La Seyne-sur-Mer

► Portes ouvertes chez les conchyliculteurs de Tamaris.- Il y a deux mois, la baie de Tamaris a connu une situation exceptionnelle et inédite avec une contamination au norovirus intervenue dans un contexte de concordance de phénomènes exceptionnels (fort pic de gastro-entérites hivernales et un épisode pluvieux intense). Bien que ce risque intervienne essentiellement en hiver, les conchyliculteurs de Tamaris renforcent désormais leur dispositif de vigilance, avec des actions concrètes menées directement dans leurs exploitations : suivi des épidémies de gastro-entérites via le réseau Sentinelles, surveillance des épisodes météo intenses et renforcement des auto-contrôles sur les coquillages.
La période trouble est passée et afin de renouer le lien avec leur clientèle, d’ouvrir en toute transparence leurs exploitations et partager leur amour de la mer, les conchyliculteurs de Tamaris proposent de redécouvrir leur savoir-faire ce week-end.

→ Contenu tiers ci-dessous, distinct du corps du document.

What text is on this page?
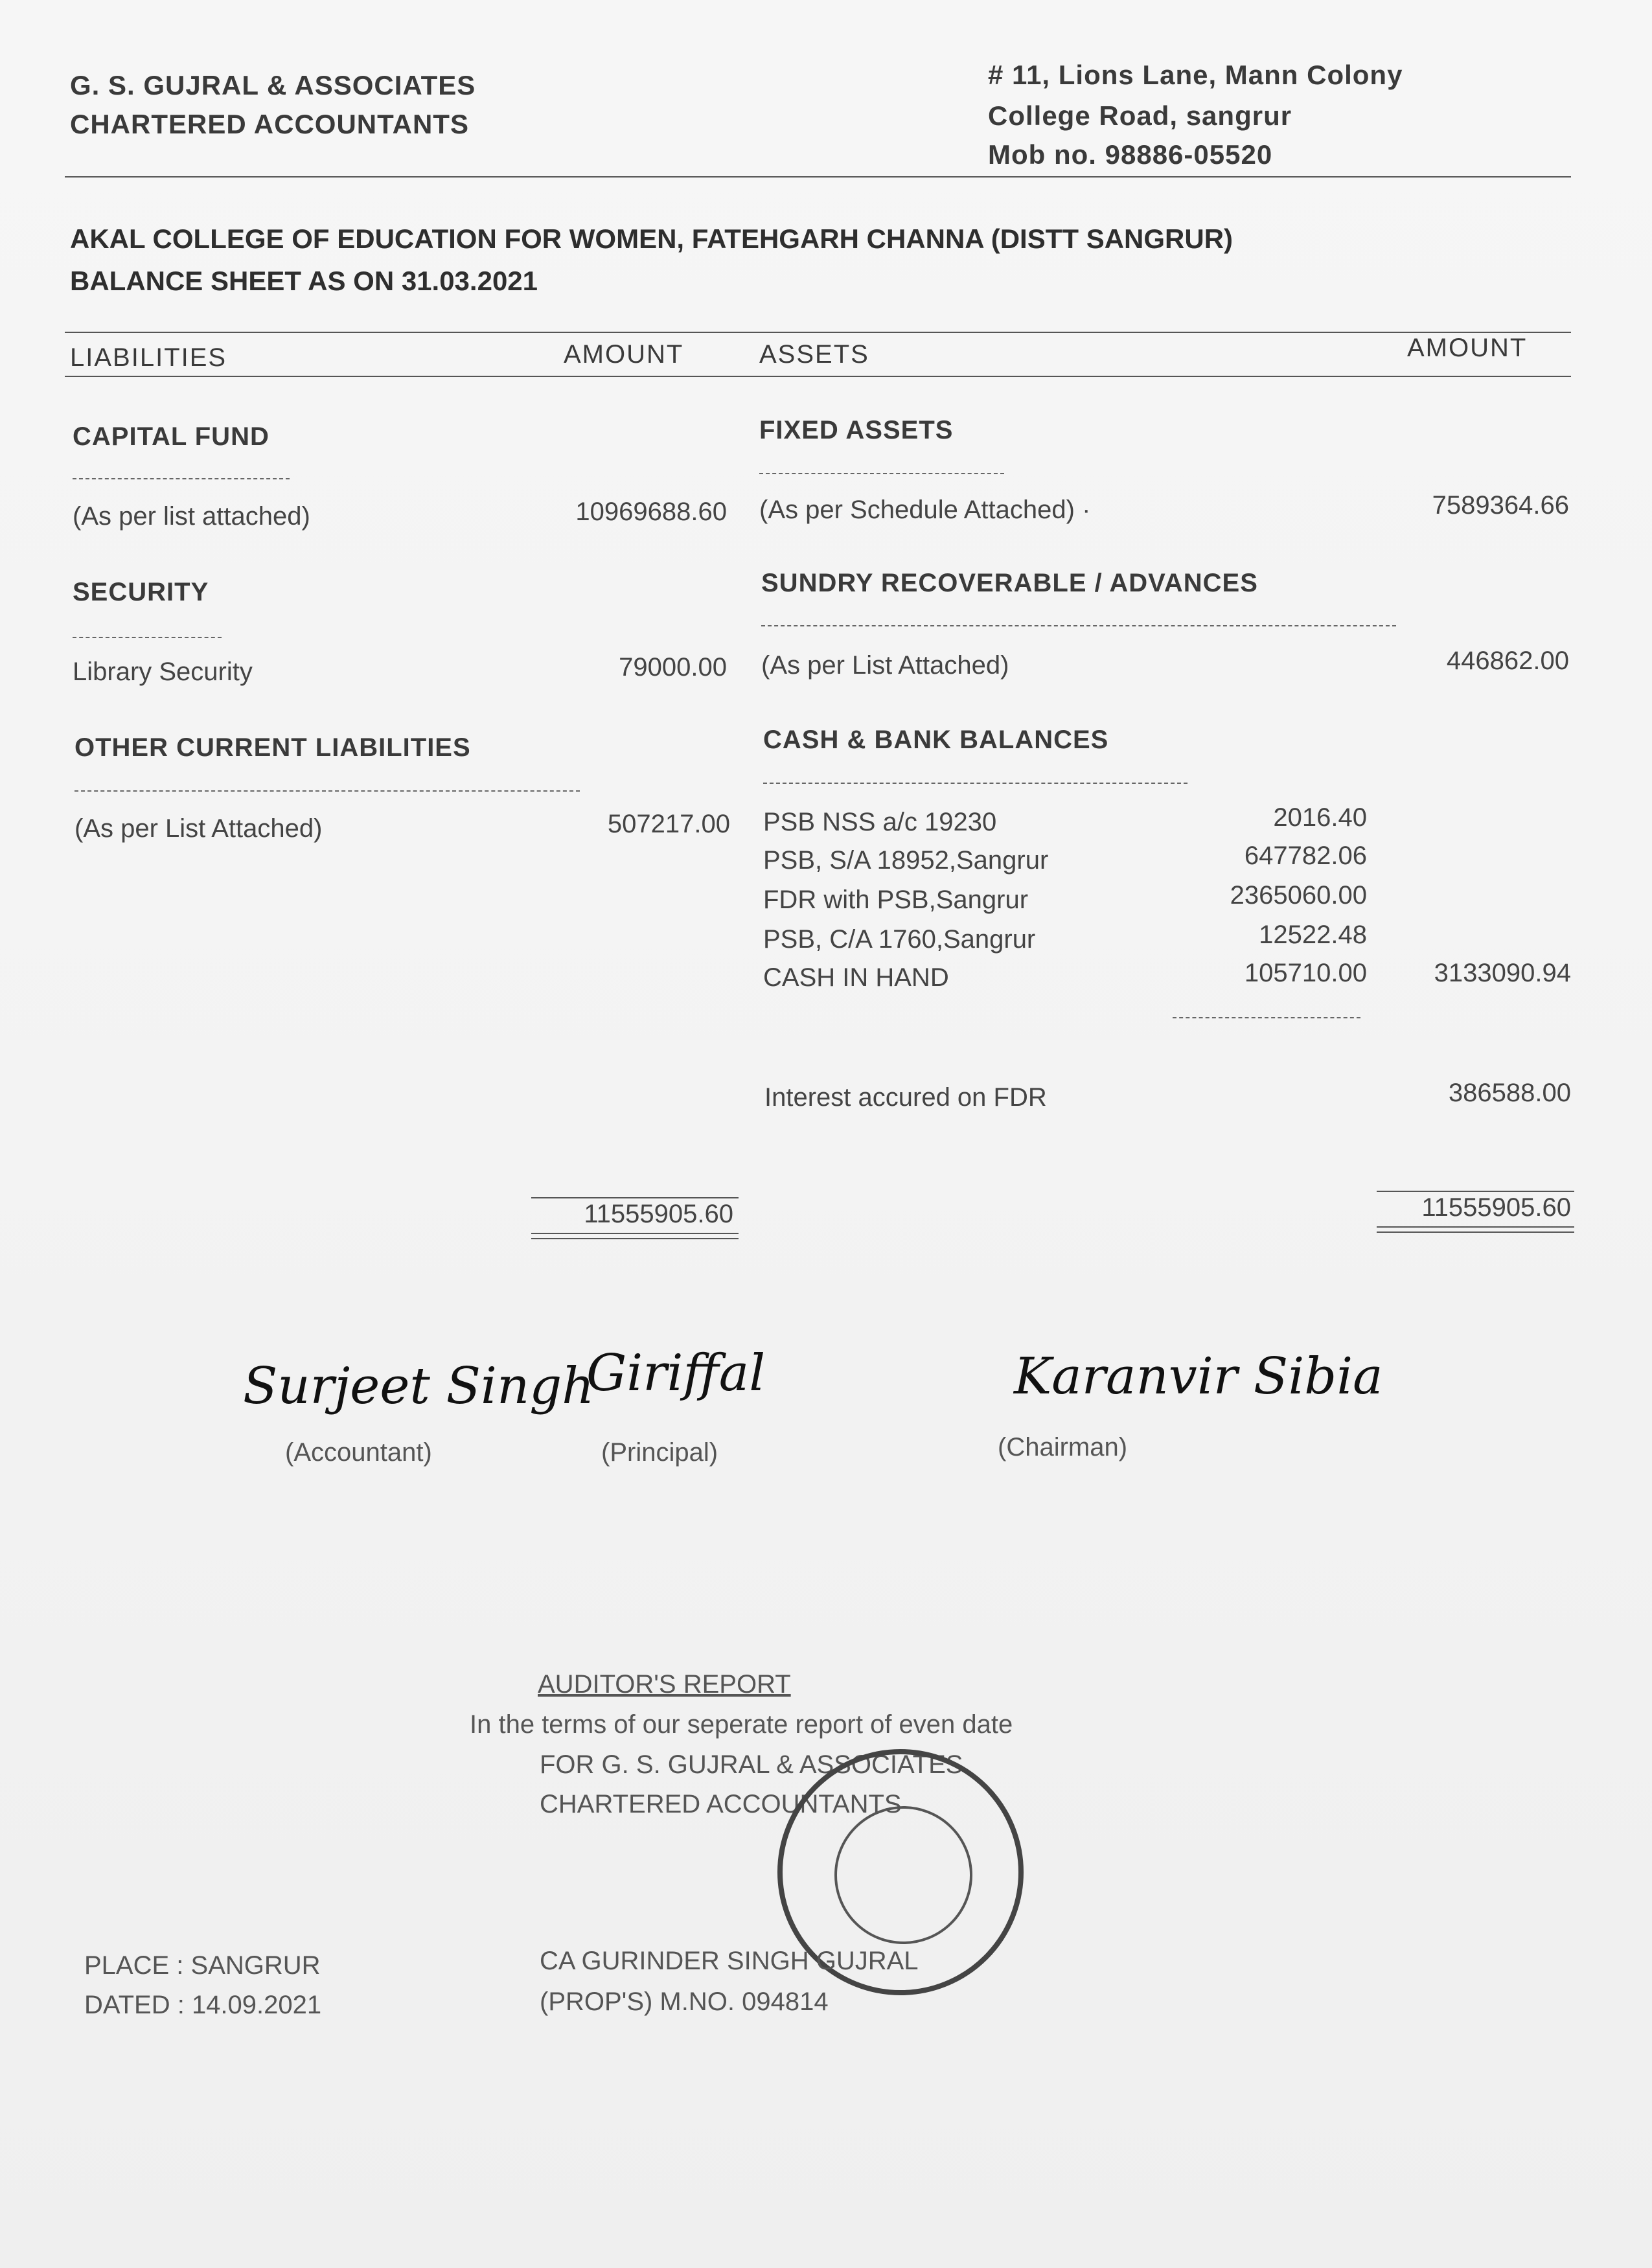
G. S. GUJRAL & ASSOCIATES
CHARTERED ACCOUNTANTS
# 11, Lions Lane, Mann Colony
College Road, sangrur
Mob no. 98886-05520
AKAL COLLEGE OF EDUCATION FOR WOMEN, FATEHGARH CHANNA (DISTT SANGRUR)
BALANCE SHEET AS ON 31.03.2021
LIABILITIES	AMOUNT	ASSETS	AMOUNT
CAPITAL FUND
(As per list attached)	10969688.60
SECURITY
Library Security	79000.00
OTHER CURRENT LIABILITIES
(As per List Attached)	507217.00
11555905.60
FIXED ASSETS
(As per Schedule Attached) ·	7589364.66
SUNDRY RECOVERABLE / ADVANCES
(As per List Attached)	446862.00
CASH & BANK BALANCES
PSB NSS a/c 19230	2016.40
PSB, S/A 18952,Sangrur	647782.06
FDR with PSB,Sangrur	2365060.00
PSB, C/A 1760,Sangrur	12522.48
CASH IN HAND	105710.00	3133090.94
Interest accured on FDR	386588.00
11555905.60
Surjeet Singh
(Accountant)
Giriffal
(Principal)
Karanvir Sibia
(Chairman)
AUDITOR'S REPORT
In the terms of our seperate report of even date
FOR G. S. GUJRAL & ASSOCIATES
CHARTERED ACCOUNTANTS
CA GURINDER SINGH GUJRAL
(PROP'S) M.NO. 094814
PLACE : SANGRUR
DATED : 14.09.2021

Samedi et dimanche, de 10h à 14h, ils seront présents dans leurs Mas pour faire découvrir leur métier et partager leur travail autour des coquillages. Les visiteurs pourront déguster sur place les coquillages en compagnie des conchyliculteurs. Assiette de 6 huîtres – 12 €
Les conchyliculteurs de Tamaris : Aqua Seb Production (Sébastien Pasta), Coquillages du Sud (Martial Hourdequin), Coquillages Giol (Jean-Christophe Giol), Coquillages Gagnot (Julien Gagnot), L’Authentik de Tamaris (Yannick Le Corre), les Loups d’Or (Jérémy Vantouroux), Pierre et le Loup (Pierre Balmitgere et Benoît Verron).

Marseille

Boca Boissons et Jero Wines participeront au Sirha Méditerranée 2026, qui se tiendra du 15 au 17 mars au parc Chanot à Marseille. Les deux entreprises disposeront d’un espace d’exposition de 48 m², pensé pour accueillir les visiteurs dans un cadre convivial et propice aux échanges. Cet espace permettra de mettre en avant une sélection de vins et spiritueux, tout en offrant aux visiteurs l’opportunité de découvrir de nouvelles références. Les visiteurs pourront également profiter de déjeuners animés par des chefs reconnus, venant accompagner les dégustations et enrichir les échanges avec les prospects et clients présents sur le stand. Ces moments conviviaux permettront de favoriser les rencontres et de valoriser les vins et spiritueux présentés. À travers cette présence au salon, les deux entreprises souhaitent mettre en lumière leurs partenaires et valoriser les domaines sélectionnés, dans un environnement professionnel à la fois qualitatif et ciblé.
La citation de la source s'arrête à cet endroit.